YES - there is a distinct possibility your lender will check your credit very close to your closing (like the day before even). They do that to make sure you are still employed (not fired or layed off) and to make sure you haven't done anything that has drastically changed your ratios of debt to income.
A few years ago, even after I told my buyer to do nothing until after we closed, I had someone who bought a motorcycle 10 days before closing, then skipped work one too many times and was fired two days before closing. We went and did the final walk-through with the builder, were set to close the next morning at 10am, he never said a word about either thing and I got a call from the lender at 4pm that afternoon saying he wasn't employed and by the way also bought a large purchase that ruined his credit picture. We didn't close.
This is of course a drastic scenario but true.
Although not all lenders check some do and the best thing to do, after being qualified, is:
1) Don't open up any additional credit streams - credit cards, department store charges, etc.

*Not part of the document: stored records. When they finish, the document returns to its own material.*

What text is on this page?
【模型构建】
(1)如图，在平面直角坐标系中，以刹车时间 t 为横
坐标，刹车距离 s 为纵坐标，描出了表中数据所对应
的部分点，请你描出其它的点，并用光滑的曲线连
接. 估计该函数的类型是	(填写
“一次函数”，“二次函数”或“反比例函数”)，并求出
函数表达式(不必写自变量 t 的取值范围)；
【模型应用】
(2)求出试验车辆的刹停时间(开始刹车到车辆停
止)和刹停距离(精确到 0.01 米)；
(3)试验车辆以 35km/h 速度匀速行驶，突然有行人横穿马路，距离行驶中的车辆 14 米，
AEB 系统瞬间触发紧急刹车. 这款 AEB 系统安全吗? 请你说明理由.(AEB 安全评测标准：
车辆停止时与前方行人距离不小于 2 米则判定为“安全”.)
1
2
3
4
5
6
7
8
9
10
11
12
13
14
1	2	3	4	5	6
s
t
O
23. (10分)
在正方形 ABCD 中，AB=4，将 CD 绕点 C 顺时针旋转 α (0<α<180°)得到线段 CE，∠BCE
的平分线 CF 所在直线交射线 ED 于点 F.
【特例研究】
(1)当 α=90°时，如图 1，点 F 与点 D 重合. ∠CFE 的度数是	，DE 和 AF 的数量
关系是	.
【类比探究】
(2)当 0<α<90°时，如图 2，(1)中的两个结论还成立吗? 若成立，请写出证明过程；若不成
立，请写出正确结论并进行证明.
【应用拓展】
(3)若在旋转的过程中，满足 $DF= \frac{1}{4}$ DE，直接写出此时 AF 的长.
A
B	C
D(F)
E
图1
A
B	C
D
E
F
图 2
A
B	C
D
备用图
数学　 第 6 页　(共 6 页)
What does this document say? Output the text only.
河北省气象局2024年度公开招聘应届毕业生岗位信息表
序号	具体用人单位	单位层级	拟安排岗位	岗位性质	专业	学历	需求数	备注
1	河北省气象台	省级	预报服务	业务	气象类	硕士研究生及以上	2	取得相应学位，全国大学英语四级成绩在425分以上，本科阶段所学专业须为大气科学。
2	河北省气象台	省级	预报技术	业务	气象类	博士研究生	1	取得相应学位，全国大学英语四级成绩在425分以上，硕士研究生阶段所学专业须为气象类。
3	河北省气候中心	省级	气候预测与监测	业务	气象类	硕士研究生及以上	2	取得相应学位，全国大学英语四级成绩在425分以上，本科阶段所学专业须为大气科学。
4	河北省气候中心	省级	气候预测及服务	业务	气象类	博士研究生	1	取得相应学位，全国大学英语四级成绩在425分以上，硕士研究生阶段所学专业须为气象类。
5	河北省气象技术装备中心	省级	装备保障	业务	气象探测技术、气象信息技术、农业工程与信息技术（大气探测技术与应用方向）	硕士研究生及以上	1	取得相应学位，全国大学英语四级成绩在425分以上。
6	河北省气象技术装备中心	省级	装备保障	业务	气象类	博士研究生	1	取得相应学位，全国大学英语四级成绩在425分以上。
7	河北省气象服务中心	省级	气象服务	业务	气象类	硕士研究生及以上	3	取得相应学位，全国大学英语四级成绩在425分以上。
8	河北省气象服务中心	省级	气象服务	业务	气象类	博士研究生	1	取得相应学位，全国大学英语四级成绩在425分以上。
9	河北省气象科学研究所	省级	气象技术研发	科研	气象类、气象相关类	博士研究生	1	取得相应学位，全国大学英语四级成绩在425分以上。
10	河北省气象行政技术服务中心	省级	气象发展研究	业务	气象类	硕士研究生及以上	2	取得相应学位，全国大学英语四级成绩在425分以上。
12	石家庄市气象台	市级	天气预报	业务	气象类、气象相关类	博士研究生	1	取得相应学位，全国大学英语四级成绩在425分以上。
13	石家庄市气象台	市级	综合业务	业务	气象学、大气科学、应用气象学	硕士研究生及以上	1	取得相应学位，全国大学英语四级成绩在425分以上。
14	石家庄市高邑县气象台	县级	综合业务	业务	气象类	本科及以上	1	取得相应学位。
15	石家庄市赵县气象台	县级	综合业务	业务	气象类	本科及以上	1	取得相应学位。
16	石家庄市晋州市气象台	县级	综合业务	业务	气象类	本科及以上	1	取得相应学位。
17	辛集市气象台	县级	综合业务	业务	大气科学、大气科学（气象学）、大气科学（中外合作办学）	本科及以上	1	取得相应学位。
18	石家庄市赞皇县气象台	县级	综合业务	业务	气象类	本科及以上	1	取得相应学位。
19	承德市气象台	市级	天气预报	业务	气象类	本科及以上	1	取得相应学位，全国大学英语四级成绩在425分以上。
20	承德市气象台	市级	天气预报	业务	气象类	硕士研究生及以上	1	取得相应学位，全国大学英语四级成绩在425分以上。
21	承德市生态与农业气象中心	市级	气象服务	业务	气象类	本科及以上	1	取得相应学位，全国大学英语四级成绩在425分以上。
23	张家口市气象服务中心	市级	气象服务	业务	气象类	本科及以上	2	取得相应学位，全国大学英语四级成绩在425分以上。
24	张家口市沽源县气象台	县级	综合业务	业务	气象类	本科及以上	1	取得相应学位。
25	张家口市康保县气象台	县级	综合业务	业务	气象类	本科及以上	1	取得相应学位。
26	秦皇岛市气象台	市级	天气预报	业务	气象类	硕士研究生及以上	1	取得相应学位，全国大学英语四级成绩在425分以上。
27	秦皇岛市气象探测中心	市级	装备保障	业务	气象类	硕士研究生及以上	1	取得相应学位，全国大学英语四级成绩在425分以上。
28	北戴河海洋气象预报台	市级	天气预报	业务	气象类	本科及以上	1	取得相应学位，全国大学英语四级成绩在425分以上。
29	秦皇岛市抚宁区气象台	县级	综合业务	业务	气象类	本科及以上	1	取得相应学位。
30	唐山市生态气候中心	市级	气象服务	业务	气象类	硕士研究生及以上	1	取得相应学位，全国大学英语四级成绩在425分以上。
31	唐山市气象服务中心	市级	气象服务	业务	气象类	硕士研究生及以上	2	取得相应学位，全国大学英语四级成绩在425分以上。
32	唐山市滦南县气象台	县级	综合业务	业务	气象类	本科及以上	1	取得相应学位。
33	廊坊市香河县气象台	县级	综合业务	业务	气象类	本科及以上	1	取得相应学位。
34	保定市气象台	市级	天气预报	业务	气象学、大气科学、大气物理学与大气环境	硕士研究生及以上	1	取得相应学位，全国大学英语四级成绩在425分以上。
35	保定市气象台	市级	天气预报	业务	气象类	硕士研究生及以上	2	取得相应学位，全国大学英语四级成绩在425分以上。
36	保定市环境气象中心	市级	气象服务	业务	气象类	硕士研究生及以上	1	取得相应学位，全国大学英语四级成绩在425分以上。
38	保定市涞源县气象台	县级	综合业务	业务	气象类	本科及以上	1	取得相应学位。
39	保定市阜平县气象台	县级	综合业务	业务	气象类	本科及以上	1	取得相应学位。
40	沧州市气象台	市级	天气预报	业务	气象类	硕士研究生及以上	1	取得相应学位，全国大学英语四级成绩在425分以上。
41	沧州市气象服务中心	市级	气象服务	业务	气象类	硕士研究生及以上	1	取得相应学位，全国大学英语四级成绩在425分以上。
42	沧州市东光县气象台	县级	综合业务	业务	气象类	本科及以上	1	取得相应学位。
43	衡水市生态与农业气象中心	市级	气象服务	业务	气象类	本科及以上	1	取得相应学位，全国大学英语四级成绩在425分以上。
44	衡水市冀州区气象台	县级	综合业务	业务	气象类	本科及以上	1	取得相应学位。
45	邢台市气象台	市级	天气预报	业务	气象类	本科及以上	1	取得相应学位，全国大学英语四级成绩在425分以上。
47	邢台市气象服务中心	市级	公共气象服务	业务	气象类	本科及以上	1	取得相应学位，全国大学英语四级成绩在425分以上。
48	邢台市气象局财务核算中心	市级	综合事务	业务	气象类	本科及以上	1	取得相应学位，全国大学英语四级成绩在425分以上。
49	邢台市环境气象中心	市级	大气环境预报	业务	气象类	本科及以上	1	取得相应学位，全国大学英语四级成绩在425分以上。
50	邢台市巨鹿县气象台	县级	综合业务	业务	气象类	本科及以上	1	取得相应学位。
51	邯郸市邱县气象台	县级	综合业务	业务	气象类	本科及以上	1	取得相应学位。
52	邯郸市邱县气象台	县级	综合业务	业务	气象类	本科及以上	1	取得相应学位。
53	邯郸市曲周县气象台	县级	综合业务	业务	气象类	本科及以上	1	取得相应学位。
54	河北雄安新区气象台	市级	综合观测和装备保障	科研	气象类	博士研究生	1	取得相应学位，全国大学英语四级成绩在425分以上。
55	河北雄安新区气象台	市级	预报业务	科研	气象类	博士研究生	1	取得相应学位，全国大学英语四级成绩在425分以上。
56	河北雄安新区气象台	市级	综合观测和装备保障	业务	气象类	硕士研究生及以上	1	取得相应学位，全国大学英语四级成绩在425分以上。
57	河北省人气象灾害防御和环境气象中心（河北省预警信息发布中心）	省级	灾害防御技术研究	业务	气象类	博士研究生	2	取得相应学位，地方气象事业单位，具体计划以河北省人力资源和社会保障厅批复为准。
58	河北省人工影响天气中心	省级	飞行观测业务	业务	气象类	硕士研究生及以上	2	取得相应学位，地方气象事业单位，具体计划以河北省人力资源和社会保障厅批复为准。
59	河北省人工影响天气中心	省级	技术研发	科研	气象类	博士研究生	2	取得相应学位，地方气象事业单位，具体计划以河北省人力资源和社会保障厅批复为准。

2) Wait until after you've closed to tell you boss you hate him and are going to work for the competition
3) Don't make any purchases that aren't absolutely necessary - like food. You can buy that great sofa for your new house AFTER you own the house.
Good luck and happy house buying.
Trisha Lee REMAX Boone Realty, Columbia, MO
If you are asking the question because you are thinking about making a large purchase on credit, I would wait until after closing.